Friday, January 25, 2008

The Role of Utopia in Urban Planning

Hatuka and D’Hooghe challenge urban design to confront what changes societies are currently undergoing today, including population growth, rise of dual economics, and transnational migration. So far, urban design today is a product of the Modern Movement’s “reassessment of actual places.” In this reassessment of actual places, public spaces have become arenas for spectacle. Examples include the Guggenheim Museum in Bilbao, Parc de la Villette in Paris, and Fremont Street in Las Vegas. All of these examples celebrate the global economy, downplay local political agendas, and lack real engagement with urbanization issues.

The authors suggest that it is necessary to engage in the reformulation of urban ideals and visions of utopia. While utopia may be both a “good place,” as well as a “no place,” the utopian promise is a prerequisite for social change and contributes to the development of society. It is the “concrete utopias grounded in the possible” that challenge people to become more active in the production of a better world. Utopia can be embedded into actual projects that people and societies still inhabit.
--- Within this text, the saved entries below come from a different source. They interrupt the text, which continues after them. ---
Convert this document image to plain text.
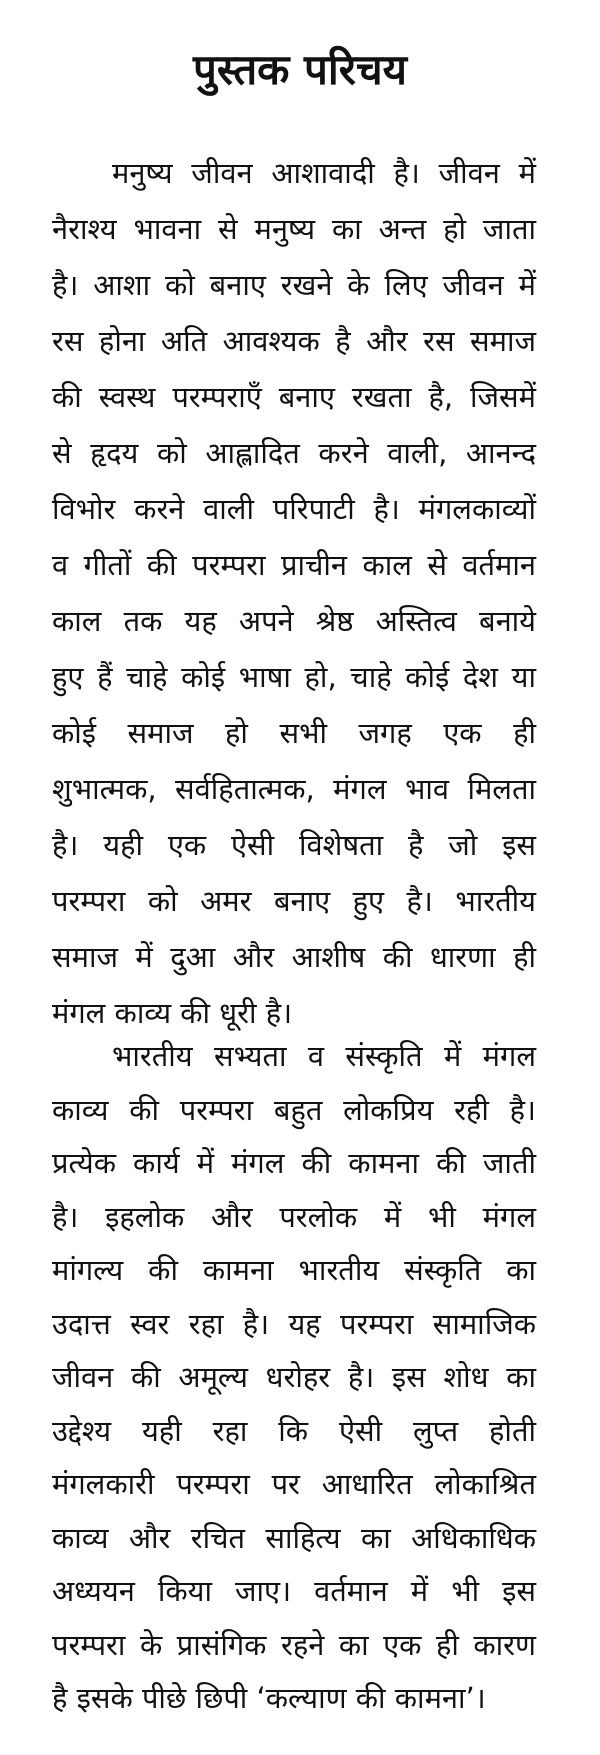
पुस्तक परिचय
मनुष्य जीवन आशावादी है। जीवन में
नैराश्य भावना से मनुष्य का अन्त हो जाता
है। आशा को बनाए रखने के लिए जीवन में
रस होना अति आवश्यक है और रस समाज
की स्वस्थ परम्पराएँ बनाए रखता है, जिसमें
से हृदय को आह्लादित करने वाली, आनन्द
विभोर करने वाली परिपाटी है। मंगलकाव्यों
व गीतों की परम्परा प्राचीन काल से वर्तमान
काल तक यह अपने श्रेष्ठ अस्तित्व बनाये
हुए हैं चाहे कोई भाषा हो, चाहे कोई देश या
कोई समाज हो सभी जगह एक ही
शुभात्मक, सर्वहितात्मक, मंगल भाव मिलता
है। यही एक ऐसी विशेषता है जो इस
परम्परा को अमर बनाए हुए है। भारतीय
समाज में दुआ और आशीष की धारणा ही
मंगल काव्य की धूरी है।
भारतीय सभ्यता व संस्कृति में मंगल
काव्य की परम्परा बहुत लोकप्रिय रही है।
प्रत्येक कार्य में मंगल की कामना की जाती
है। इहलोक और परलोक में भी मंगल
मांगल्य की कामना भारतीय संस्कृति का
उदात्त स्वर रहा है। यह परम्परा सामाजिक
जीवन की अमूल्य धरोहर है। इस शोध का
उद्देश्य यही रहा कि ऐसी लुप्त होती
मंगलकारी परम्परा पर आधारित लोकाश्रित
काव्य और रचित साहित्य का अधिकाधिक
अध्ययन किया जाए। वर्तमान में भी इस
परम्परा के प्रासंगिक रहने का एक ही कारण
है इसके पीछे छिपी ‘कल्याण की कामना’।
Utopic visions indeed can go awry, but it is a better alterative than the postmodernist concentration on championing everyday life and the consumer society. Hatuka and D’Hooghe rhetorically ask, “Can a discourse on the everyday provide more than an anesthetization of urbanity?” “Does a corresponding architecture of the everyday merely legitimate the use of spatial resources without social vision?” They view that it is difficult to keep alive the possibility of socio-political culture without an “alternate” vision of utopia on the horizon.

The utopian methodology of visionary thinking can be particularly useful in the following areas: 1) finding new ways to deal with highly conflicted urban situations; 2) inventing city structures that give formal expression to socio-political ideas; 3) creating new forms of affordable housing that address population growth and ecological crises.

The current Massachusetts Institute of Technology project on Jerusalem is hosting a contest to encourage visionary discourse of the city’s future spatial structure. Recognizing that the superimposition of nationalist projects frequently flan the flames of aggression in ethnically and/or religiously diverse urban communities, could new spatial practices “emancipate” the city from nationalist blueprints could be a solution? “Is it possible to address the fragmentation of modern society and also generate a vision that will include pluralities—across all boundaries—without erasing them?” Can advocacy groups and professionals readdress the relationships between dreams and symbols, spatial form, public institutions, and poverty?

Tali Hatuka and Alexander D’Hooghe, After Postmodernism: Readdressing the Role of Utopia in Urban Design and Planning, 19 Places No. 2 (2007).